Image('/home/ayan.kundu/Desktop/download (2).png')
Although IRIS Dataset has only four features I have demonstrated the the process using Python just for reference.
# Load the necessary libraries
from sklearn.datasets import load_iris
from sklearn.feature_selection import SelectKBest
from sklearn.feature_selection import f_classif
# Load iris data
iris = load_iris()
# Create features and target
x = iris.data
y = iris.target
iris
# Create an SelectKBest object to select features with two best ANOVA F-Values
fvalue_selector = SelectKBest(f_classif, k=2)

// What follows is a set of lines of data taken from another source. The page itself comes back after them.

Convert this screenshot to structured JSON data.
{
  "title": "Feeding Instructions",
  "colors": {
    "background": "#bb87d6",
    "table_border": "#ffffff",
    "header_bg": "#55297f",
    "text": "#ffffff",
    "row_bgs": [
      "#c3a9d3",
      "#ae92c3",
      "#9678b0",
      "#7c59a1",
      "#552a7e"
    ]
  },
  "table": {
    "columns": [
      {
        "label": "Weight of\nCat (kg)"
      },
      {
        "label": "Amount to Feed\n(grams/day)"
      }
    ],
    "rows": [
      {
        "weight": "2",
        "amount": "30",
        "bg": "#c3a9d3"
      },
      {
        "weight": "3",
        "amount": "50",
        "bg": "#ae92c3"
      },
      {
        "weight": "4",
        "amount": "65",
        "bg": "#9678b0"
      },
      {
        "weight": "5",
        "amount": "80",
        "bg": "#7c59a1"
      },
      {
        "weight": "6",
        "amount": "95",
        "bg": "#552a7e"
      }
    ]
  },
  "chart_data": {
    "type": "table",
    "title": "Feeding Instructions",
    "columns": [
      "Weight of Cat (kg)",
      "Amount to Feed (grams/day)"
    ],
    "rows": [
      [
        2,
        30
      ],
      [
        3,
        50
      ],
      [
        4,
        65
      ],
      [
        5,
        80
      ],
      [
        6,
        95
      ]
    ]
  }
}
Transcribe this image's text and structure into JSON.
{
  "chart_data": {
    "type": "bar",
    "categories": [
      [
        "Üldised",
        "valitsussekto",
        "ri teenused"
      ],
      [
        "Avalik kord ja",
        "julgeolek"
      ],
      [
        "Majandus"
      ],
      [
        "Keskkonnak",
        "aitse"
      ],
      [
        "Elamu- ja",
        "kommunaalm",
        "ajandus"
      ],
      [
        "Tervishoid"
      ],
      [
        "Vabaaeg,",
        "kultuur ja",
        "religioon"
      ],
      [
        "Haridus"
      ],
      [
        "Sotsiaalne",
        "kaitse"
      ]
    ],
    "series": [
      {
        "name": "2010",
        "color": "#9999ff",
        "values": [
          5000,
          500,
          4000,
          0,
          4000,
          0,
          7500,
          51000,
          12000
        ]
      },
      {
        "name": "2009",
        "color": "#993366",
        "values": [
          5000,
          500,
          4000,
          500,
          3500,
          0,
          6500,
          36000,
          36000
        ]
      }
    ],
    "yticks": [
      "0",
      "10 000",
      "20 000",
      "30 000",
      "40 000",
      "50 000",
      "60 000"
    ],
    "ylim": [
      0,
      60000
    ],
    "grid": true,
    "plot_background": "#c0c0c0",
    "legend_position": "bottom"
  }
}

# Apply the SelectKBest object to the features and target
X_kbest = fvalue_selector.fit_transform(x, y)
# Show results
print('Original number of features:', x.shape[1])
print('Reduced number of features:', X_kbest.shape[1])
X_kbest
#implementing RandomForest on original dataset and calculating accuracy
from sklearn.ensemble import RandomForestClassifier
from sklearn.cross_validation import train_test_split
from sklearn.metrics import accuracy_score
x=iris.data
y=iris.target
x_train,x_test,y_train,y_test=train_test_split(x,y,test_size=0.2,random_state=100)
model= RandomForestClassifier(n_estimators=130,max_features=None)
model.fit(x_train,y_train)
model.score(x_train,y_train)
pred=model.predict(x_test)
accuracy=accuracy_score(y_test,pred)
print(accuracy)
#implementing RandomForest on the dataset after feature selection and calculating accuracy
from sklearn.ensemble import RandomForestClassifier
from sklearn.cross_validation import train_test_split
x=X_kbest
y=iris.target
x_train,x_test,y_train,y_test=train_test_split(x,y,test_size=0.2,random_state=100)
model= RandomForestClassifier(n_estimators=150,max_features=None)
model.fit(x_train,y_train)
model.score(x_train,y_train)
pred=model.predict(x_test)
accuracy=accuracy_score(y_test,pred)
print(accuracy)
I have used Random Forest on both the original dataset and on the dataset after selecting the optimum features and it is noticed that the model accuracy does not hamper after deleting two features.(*I have used the model on the IRIS dataset which is very much simple and there is no need for feature selection )
P.S-Feature extraction is different from feature selection. Feature extraction creates new features from functions of the original features, whereas feature selection returns a subset of the features.